Azendohsaurus | |
---|---|
An Azendohsaurus tooth, the paratype specimen (MNHN-ALM 424) of A. laaroussii | |
Scientific classification | |
Domain: | Eukaryota |
Kingdom: | Animalia |
Phylum: | Chordata |
Class: | Reptilia |
Clade: | Archosauromorpha |
Clade: | Crocopoda |
Clade: | †Allokotosauria |
Family: | †Azendohsauridae |
Genus: | †Azendohsaurus Dutuit, 1972 |
Type species | |
†Azendohsaurus laaroussii Dutuit, 1972
| |
Species | |
|
Azendohsaurus is an extinct genus of herbivorous archosauromorph reptile from roughly the late Middle to early Late Triassic Period of Morocco and Madagascar. The type species, Azendohsaurus laaroussii, was described and named by Jean-Michel Dutuit in 1972 based on partial jaw fragments and some teeth from Morocco. A second species from Madagascar, A. madagaskarensis, was first described in 2010 by John J. Flynn and colleagues from a multitude of specimens representing almost the entire skeleton. The generic name "Azendoh lizard" is for the village of Azendoh, a local village near where it was first discovered in the Atlas Mountains. It was a bulky quadruped that unlike other early archosauromorphs had a relatively short tail and robust limbs that were held in an odd mix of sprawled hind limbs and raised forelimbs. It had a long neck and a proportionately small head with remarkably sauropod-like jaws and teeth.

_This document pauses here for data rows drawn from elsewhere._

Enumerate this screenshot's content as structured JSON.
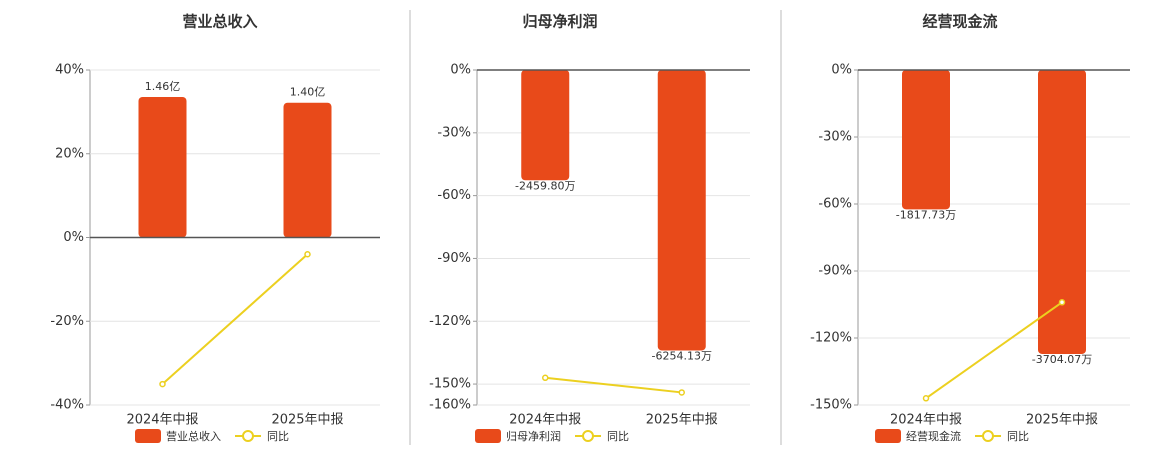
{
  "chart_data": [
    {
      "type": "bar",
      "title": "营业总收入",
      "categories": [
        "2024年中报",
        "2025年中报"
      ],
      "ylim": [
        -40,
        40
      ],
      "yticks": [
        {
          "value": 40,
          "label": "40%"
        },
        {
          "value": 20,
          "label": "20%"
        },
        {
          "value": 0,
          "label": "0%"
        },
        {
          "value": -20,
          "label": "-20%"
        },
        {
          "value": -40,
          "label": "-40%"
        }
      ],
      "y2lim": [
        -1.74,
        1.74
      ],
      "grid": true,
      "series": [
        {
          "name": "营业总收入",
          "color": "#e84a1a",
          "axis": "y2",
          "values": [
            1.46,
            1.4
          ],
          "value_labels": [
            "1.46亿",
            "1.40亿"
          ]
        },
        {
          "name": "同比",
          "type": "line",
          "color": "#ecd020",
          "values": [
            -35,
            -4
          ]
        }
      ]
    },
    {
      "type": "bar",
      "title": "归母净利润",
      "categories": [
        "2024年中报",
        "2025年中报"
      ],
      "ylim": [
        -160,
        0
      ],
      "yticks": [
        {
          "value": 0,
          "label": "0%"
        },
        {
          "value": -30,
          "label": "-30%"
        },
        {
          "value": -60,
          "label": "-60%"
        },
        {
          "value": -90,
          "label": "-90%"
        },
        {
          "value": -120,
          "label": "-120%"
        },
        {
          "value": -150,
          "label": "-150%"
        },
        {
          "value": -160,
          "label": "-160%"
        }
      ],
      "y2lim": [
        -7470,
        0
      ],
      "grid": true,
      "series": [
        {
          "name": "归母净利润",
          "color": "#e84a1a",
          "axis": "y2",
          "values": [
            -2459.8,
            -6254.13
          ],
          "value_labels": [
            "-2459.80万",
            "-6254.13万"
          ]
        },
        {
          "name": "同比",
          "type": "line",
          "color": "#ecd020",
          "values": [
            -147,
            -154
          ]
        }
      ]
    },
    {
      "type": "bar",
      "title": "经营现金流",
      "categories": [
        "2024年中报",
        "2025年中报"
      ],
      "ylim": [
        -150,
        0
      ],
      "yticks": [
        {
          "value": 0,
          "label": "0%"
        },
        {
          "value": -30,
          "label": "-30%"
        },
        {
          "value": -60,
          "label": "-60%"
        },
        {
          "value": -90,
          "label": "-90%"
        },
        {
          "value": -120,
          "label": "-120%"
        },
        {
          "value": -150,
          "label": "-150%"
        }
      ],
      "y2lim": [
        -4370,
        0
      ],
      "grid": true,
      "series": [
        {
          "name": "经营现金流",
          "color": "#e84a1a",
          "axis": "y2",
          "values": [
            -1817.73,
            -3704.07
          ],
          "value_labels": [
            "-1817.73万",
            "-3704.07万"
          ]
        },
        {
          "name": "同比",
          "type": "line",
          "color": "#ecd020",
          "values": [
            -147,
            -104
          ]
        }
      ]
    }
  ]
}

Azendohsaurus used to be classified as a herbivorous dinosaur, at first as an ornithischian but more often as a "prosauropod" sauropodomorph. This was based only on its jaws and teeth, which share derived features typically found in herbivorous dinosaurs. The complete skeletal material from Madagascar, however, revealed more basal characteristics ancestral to Archosauromorpha and that Azendohsaurus was not a dinosaur at all. Instead, Azendohsaurus was actually a more primitive archosauromorph that had convergently evolved many features of the jaws and skeleton shared with the later giant sauropod dinosaurs. It was found to be a member of a newly recognised group of specialised, mostly herbivorous archosauromorphs that was named the Allokotosauria. It is also the namesake and typifier of its own family of allokotosaurs, the Azendohsauridae; initially the only member, the family now includes other similar allokotosaurs, such as the larger, horned azendohsaurid Shringasaurus from India.
Several other groups of archosauromorphs also adapted to herbivory in the Triassic, sometimes with dinosaur-like teeth that also caused confusion in their classification. Azendohsaurus is notable, however, for also convergently evolving a similar body shape to sauropodomorphs in addition to its jaws and teeth. Azendohsaurus and sauropodomorphs likely independently evolved to fill a similar ecological niche as long-necked, relatively high browsing herbivores in their environments. However, Azendohsaurus predates the large Late Triassic sauropodomorphs it resembles by several million years, and did not evolve similar body plans under the same environmental conditions. It may then have been one of the first herbivores to fill the high-browsing role that only large sauropodomorphs were thought to occupy during the Triassic, expanding the known ecological diversity of herbivorous archosauromorphs outside of dinosaurs in the Triassic Period. Azendohsaurus is also significant as it may be one of the earliest endothermic archosauromorphs known, and suggests that a warm-blooded metabolism was ancestral to the later archosaurs, including the dinosaurs.